Unicode in JavaScript
JavaScript's string type uses UTF-16 encoding internally, which creates important implications for working with characters outside the Basic Multilingual Plane (BMP)—particularly emoji and characters with code points above U+FFFF. Modern JavaScript (ES2015+) introduced several APIs to work with Unicode more correctly.
JavaScript String Encoding
JavaScript strings are sequences of UTF-16 code units. Characters in the BMP (U+0000–U+FFFF) occupy one code unit; supplementary characters (U+10000–U+10FFFF) are encoded as surrogate pairs—two code units working together:
'A'.length // 1 (U+0041, single code unit)
'é'.length // 1 (U+00E9, single code unit)
'☃'.length // 1 (U+2603, single code unit)
'😀'.length // 2 (U+1F600, surrogate pair: 0xD83D 0xDE00)
'👨👩👧👦'.length // 11 (emoji sequence with ZWJ)
Unicode Escape Sequences
// 4-digit hex escape (BMP only)
'\u2603' // '☃' (U+2603)
// ES2015 brace notation (any code point)
'\u{2603}' // '☃' (U+2603)
'\u{1F600}' // '😀' (U+1F600)
// Code point to character
String.fromCodePoint(0x2603) // '☃'
String.fromCodePoint(0x1F600) // '😀'
String.fromCodePoint(65, 66) // 'AB'
Code Points vs.

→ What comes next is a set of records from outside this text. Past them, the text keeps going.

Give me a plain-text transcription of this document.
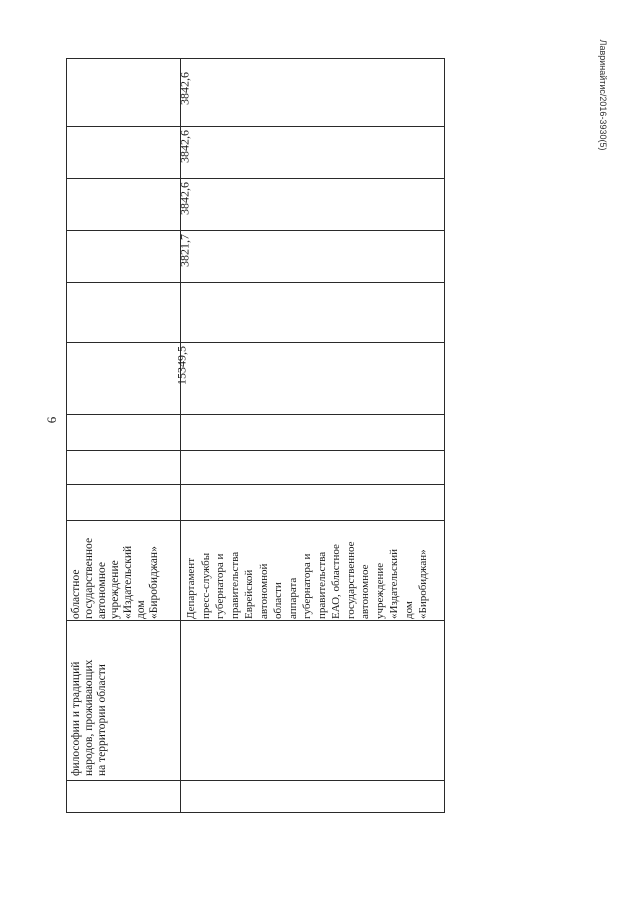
6
Лавринайтис/2016-3930(5)
философии и традиций народов, проживающих на территории области
областное государственное автономное учреждение «Издательский дом «Биробиджан» Департамент пресс-службы губернатора и правительства Еврейской автономной области аппарата губернатора и правительства ЕАО, областное государственное автономное учреждение «Издательский дом «Биробиджан»
15349,5
3821,7
3842,6
3842,6
3842,6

Code Units
// Old API: works with code units (UTF-16)
'😀'.charCodeAt(0) // 55357 (0xD83D, high surrogate)
'😀'.charCodeAt(1) // 56832 (0xDE00, low surrogate)

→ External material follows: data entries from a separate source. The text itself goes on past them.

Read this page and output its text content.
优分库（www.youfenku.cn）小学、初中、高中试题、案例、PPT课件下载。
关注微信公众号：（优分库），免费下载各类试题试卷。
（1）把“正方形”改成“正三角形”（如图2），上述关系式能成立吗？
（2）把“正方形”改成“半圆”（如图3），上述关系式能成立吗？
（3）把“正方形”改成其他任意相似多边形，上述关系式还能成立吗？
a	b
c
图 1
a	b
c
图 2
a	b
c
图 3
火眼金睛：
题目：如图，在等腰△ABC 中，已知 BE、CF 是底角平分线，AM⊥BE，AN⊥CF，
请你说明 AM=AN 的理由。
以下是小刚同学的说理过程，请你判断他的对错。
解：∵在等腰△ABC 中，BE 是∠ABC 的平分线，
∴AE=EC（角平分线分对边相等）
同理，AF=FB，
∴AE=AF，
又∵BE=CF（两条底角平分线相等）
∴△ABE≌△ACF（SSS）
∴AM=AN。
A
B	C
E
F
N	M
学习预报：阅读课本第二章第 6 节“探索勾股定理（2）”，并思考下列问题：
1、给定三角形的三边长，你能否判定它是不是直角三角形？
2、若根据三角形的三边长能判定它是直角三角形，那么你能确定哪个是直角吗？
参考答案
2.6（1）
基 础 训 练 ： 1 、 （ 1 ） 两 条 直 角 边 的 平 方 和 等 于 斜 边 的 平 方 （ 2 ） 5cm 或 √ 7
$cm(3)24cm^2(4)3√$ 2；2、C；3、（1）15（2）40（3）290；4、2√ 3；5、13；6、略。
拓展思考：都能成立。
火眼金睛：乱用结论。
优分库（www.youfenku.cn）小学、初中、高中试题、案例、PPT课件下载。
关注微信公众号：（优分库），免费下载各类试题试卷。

// ES2015 API: works with code points
'😀'.codePointAt(0) // 128512 (0x1F600, correct)
'😀'.codePointAt(1) // 56832 (starts from second code unit — be careful)
// Convert code point to character
String.fromCharCode(0xD83D, 0xDE00) // '😀' (manual surrogate pair)

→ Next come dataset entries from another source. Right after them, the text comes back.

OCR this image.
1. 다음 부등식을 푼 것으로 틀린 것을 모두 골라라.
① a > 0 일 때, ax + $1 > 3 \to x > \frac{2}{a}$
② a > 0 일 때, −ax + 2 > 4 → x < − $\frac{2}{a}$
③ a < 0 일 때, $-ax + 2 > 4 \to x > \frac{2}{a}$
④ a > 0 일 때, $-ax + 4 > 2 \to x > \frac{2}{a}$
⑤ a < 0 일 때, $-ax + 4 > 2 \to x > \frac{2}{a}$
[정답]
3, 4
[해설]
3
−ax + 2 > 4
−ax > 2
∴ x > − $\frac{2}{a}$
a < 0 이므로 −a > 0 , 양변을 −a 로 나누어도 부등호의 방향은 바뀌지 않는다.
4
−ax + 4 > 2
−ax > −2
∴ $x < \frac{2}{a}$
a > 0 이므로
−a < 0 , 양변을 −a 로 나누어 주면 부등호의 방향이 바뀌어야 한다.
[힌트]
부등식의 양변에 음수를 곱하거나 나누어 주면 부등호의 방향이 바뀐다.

String.fromCodePoint(0x1F600) // '😀' (clean code point API)
Iterating Over Characters
Do not use numeric index iteration for strings that may contain supplementary characters:
const text = '☃😀A';
// WRONG: iterates code units, breaks surrogate pairs
for (let i = 0; i < text.length; i++) {
console.log(text[i]); // '☃', '\uD83D', '\uDE00', 'A'
}
// CORRECT: for...of iterates code points
for (const char of text) {
console.log(char); // '☃', '😀', 'A'
}
// Spread also uses the iterator
[...text] // ['☃', '😀', 'A']
Array.from(text) // ['☃', '😀', 'A']
// Correct character count
Array.from(text).length // 3
Regular Expressions and the u Flag
The u flag makes regex operate on code points rather than code units:
// WITHOUT u flag: . matches code units, not code points
/^.$/.test('😀') // false (emoji is 2 code units)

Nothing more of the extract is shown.